Деревянной гребенкой расчесал на голове косматые, давно не стриженные волосы, широко спадающую на грудь бороду.
Отволглый от росы травостой мягко холодил, щекотал босые ноги. И тут, в низине, пахло черемухой ключевой прохладой.
Когда Никита пробрел затишливой луговиной, то оказался у реки. Нет, это не та, возле которой он поставил шалаш. Эта просторнее и, судя по упружистому, громкому журчанию, резвей в беге. На опушке горели костры. Пригляделся. Совсем не цыганский табор. А сенокосный люд на ночевке. Стало быть, по соседству хутор или станица?
Шагах в десяти гулко всплеснулась вода и женский голос словно задохнулся от радости:
– А-а-ах!..
Женщина купалась недолго. Она вышла на сушу. И пока отжимала долгие волосы, Никита глядел на нее почти в упор из-за ветки. Света было предостаточно – он исходил от костров и водной глади, где отражался бликами. Ее влажное, гладкое тело светилось само по себе. Она оделась. И, напевая, пошла к стану.
Никита возвращался по недавно им же промятому в траве следу, влажно темневшему в звездной ночи. В душе с горькой досадой усмехался над самим собой: «Эх, даже и погутарить не смог!»
Лег в шалаше. И опять вспомнил женщину: «Кровная донская казачка! Красавица на загляденье! Небось, от женихов отбоя нет! И правильно, что я ее не затронул. Не по зубам яблочко. Вон какой я косматый да страшный! Ить мог бы девку до смерти напужать».

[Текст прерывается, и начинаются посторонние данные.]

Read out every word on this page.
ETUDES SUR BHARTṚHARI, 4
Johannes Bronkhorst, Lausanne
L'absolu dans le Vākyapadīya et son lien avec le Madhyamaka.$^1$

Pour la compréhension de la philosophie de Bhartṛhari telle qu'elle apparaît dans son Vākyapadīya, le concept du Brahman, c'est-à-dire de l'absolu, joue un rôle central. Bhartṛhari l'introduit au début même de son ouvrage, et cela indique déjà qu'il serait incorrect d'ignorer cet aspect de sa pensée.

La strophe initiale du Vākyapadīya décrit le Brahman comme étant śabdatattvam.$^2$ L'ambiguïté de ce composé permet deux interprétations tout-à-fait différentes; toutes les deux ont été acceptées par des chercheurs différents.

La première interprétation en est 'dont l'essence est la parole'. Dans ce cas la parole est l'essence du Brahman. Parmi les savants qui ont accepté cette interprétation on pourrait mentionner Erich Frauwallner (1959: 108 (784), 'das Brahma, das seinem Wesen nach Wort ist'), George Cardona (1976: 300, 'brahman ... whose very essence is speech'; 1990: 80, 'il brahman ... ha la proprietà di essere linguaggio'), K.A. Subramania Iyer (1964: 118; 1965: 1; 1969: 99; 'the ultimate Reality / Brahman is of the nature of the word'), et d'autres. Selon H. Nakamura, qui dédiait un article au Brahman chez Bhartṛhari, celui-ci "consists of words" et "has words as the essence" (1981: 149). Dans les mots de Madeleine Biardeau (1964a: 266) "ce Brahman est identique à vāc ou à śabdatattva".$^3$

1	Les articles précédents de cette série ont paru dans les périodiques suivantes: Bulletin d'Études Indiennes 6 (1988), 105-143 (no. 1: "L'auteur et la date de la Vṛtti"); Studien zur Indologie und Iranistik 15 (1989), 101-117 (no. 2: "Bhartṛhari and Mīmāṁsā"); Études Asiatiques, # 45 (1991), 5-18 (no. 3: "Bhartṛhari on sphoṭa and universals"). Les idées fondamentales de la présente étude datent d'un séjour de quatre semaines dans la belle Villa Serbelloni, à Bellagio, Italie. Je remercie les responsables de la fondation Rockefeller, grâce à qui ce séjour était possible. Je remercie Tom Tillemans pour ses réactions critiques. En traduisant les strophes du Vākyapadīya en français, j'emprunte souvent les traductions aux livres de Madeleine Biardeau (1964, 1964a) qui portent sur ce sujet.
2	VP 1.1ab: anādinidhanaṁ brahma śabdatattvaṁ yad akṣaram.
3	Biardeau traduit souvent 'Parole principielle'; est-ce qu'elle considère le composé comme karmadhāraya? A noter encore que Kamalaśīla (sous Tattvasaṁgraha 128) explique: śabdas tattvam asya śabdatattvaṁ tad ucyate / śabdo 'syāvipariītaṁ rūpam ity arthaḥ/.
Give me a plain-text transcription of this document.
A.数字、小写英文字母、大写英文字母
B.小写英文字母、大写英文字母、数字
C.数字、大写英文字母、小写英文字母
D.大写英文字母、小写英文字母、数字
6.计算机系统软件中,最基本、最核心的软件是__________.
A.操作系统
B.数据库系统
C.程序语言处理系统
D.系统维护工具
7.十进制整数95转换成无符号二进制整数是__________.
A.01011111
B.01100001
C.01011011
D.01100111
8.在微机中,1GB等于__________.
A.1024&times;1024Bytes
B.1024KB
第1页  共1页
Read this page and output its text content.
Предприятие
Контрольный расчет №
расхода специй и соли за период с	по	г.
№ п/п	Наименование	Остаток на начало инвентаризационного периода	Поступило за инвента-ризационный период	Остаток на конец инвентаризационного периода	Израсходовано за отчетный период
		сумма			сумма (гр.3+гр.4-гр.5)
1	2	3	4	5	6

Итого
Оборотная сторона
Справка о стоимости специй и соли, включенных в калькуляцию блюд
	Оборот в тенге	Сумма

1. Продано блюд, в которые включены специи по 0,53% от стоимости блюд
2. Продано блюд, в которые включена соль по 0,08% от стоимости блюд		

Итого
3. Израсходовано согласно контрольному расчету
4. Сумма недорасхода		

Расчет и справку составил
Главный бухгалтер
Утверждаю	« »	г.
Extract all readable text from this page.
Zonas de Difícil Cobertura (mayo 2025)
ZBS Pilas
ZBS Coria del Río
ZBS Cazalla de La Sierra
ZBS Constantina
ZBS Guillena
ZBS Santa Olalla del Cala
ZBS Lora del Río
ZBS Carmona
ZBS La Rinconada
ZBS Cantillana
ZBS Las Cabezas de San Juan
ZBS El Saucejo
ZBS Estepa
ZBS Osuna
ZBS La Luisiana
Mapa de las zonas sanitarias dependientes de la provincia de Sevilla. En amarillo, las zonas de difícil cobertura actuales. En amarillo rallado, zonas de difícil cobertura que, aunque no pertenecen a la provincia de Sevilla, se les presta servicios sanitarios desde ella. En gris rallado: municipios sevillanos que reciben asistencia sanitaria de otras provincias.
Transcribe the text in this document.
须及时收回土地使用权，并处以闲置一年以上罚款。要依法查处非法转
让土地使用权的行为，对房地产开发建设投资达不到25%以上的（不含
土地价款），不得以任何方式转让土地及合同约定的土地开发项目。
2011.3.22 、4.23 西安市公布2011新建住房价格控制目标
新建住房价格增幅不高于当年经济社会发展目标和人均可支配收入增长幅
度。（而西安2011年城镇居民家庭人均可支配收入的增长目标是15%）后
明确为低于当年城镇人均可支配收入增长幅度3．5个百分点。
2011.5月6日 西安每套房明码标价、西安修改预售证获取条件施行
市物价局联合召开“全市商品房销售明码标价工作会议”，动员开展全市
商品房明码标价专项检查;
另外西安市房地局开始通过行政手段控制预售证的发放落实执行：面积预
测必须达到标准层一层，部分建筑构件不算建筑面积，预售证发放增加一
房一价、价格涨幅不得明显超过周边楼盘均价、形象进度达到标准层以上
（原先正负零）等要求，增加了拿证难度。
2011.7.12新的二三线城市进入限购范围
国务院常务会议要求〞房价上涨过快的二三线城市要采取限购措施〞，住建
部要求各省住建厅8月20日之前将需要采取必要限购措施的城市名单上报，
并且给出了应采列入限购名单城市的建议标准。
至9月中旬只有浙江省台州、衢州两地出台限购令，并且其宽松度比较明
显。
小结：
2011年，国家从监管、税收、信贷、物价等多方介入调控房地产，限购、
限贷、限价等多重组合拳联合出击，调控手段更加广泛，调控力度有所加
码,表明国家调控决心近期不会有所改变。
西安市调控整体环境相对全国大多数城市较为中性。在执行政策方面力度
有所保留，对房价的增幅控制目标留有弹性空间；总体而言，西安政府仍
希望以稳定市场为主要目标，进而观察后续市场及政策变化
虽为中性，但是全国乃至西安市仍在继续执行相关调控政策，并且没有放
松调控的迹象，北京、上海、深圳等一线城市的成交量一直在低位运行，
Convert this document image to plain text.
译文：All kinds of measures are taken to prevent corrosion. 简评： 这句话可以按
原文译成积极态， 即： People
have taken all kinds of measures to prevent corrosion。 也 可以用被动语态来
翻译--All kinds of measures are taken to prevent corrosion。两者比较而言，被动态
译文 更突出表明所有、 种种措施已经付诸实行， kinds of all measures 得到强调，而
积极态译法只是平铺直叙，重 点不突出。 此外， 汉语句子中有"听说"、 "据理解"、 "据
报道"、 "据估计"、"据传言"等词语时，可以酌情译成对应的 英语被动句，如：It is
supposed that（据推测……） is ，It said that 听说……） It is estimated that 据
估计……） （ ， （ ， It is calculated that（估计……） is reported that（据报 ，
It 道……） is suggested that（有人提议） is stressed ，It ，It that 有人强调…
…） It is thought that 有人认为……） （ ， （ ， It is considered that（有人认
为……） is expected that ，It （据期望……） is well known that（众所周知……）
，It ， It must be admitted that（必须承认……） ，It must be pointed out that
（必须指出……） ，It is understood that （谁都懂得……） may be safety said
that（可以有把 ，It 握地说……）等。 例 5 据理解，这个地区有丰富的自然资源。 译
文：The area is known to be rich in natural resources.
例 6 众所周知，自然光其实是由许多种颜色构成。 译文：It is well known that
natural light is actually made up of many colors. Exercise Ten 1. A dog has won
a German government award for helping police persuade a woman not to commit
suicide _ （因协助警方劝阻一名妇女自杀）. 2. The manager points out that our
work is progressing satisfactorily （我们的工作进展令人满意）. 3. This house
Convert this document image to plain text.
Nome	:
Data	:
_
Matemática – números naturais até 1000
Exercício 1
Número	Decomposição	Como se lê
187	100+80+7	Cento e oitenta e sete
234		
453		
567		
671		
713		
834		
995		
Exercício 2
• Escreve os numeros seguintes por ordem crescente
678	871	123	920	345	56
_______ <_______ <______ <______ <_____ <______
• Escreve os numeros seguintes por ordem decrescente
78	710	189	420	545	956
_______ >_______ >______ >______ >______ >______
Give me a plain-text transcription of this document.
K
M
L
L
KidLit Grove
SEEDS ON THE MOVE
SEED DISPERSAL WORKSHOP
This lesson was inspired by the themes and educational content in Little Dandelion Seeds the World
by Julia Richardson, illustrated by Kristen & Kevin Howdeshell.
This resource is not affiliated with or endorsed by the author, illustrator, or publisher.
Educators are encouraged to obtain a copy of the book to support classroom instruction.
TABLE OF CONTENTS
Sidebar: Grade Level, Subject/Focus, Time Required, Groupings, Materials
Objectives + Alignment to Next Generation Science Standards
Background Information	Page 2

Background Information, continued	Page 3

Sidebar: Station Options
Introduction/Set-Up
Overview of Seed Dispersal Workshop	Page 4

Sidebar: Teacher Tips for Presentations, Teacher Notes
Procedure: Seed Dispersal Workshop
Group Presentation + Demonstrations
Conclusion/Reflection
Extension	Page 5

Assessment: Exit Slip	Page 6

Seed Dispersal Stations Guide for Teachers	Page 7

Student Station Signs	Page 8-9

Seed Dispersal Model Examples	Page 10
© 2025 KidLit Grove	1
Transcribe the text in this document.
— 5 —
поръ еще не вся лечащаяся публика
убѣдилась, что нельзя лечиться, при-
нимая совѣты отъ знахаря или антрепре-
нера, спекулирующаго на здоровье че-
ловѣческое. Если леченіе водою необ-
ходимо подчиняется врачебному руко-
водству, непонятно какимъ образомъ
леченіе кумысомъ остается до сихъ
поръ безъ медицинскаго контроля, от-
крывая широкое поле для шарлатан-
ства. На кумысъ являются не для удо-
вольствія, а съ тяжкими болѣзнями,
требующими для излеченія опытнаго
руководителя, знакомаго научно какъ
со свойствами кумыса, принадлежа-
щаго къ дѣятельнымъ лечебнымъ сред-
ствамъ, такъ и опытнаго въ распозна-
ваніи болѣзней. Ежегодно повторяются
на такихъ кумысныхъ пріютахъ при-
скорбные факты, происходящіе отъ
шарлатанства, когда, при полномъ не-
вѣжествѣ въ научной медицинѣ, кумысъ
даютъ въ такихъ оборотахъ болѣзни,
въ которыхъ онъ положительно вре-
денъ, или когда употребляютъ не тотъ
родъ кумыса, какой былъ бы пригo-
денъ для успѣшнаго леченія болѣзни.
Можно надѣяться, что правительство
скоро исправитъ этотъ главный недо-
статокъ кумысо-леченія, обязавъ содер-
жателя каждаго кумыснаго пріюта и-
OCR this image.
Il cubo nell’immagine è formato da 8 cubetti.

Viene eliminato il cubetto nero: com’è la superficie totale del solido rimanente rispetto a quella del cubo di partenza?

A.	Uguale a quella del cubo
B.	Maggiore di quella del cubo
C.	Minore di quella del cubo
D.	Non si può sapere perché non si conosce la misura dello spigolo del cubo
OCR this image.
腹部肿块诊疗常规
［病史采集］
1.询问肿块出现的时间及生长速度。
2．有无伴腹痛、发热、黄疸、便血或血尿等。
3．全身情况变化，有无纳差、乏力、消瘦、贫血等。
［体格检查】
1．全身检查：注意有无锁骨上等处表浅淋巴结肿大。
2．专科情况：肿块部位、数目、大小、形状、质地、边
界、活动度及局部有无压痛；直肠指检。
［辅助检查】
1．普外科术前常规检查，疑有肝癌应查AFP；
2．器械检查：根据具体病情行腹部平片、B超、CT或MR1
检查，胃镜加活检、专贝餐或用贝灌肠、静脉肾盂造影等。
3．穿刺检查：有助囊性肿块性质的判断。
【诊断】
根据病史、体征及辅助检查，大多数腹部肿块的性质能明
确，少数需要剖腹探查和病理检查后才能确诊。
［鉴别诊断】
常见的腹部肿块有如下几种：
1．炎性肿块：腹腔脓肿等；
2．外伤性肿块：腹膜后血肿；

До Яблочного Спаса на угоре Никита срубил избу: от обчинок и до конька – чистый дуб. Мохом законопатил промеж бревен пазы и щели. Потолок залил речной глиной, оконце обтянул оттертым до прозрачности песком лосиным пузырем. В кладовке полнились кадки окороками звериного мяса. Окорока пересыпал солью, которую нагребал на плешине солончаковой макушки горы, что белелась в версте за поймой. Несколько раз на самодельной повозке возил на ярмарку в станицу свежую лосятину и кабанятину. На вырученные деньги купил муку, лопату, вилы, теплую одежду и всякую другую мелочь для хозяйства. На знойном предосеннем солнышке насушил на повети грибов, лесных яблок, калины, чабреца, мяты. За избой почал катух, дабы в него до холодов загнать стельную коровенку. Впрок запасал сено, палые листья. Благо, крайние дубы так близко нависали кронами, что желуди с веток осыпались прямо во двор. Добро само шло в руки. Желудями завалил чердак. Не откладывая на потом, решил в чулане отгородить закром, засыпать и его. За излучиной как-то видел старую расщепленную вербу. К ней и зашагал, сунув за пояс топор. И не извилистым берегом, а через заросли. Вверху шумливым вихрем пронеслась скворчиная стая; в станице брызнул звоном церковный колокол. Никита перекрестился:
– Воскресенье сёдня. Аль и мне, грешнику, оставить суету да помолиться в горенке.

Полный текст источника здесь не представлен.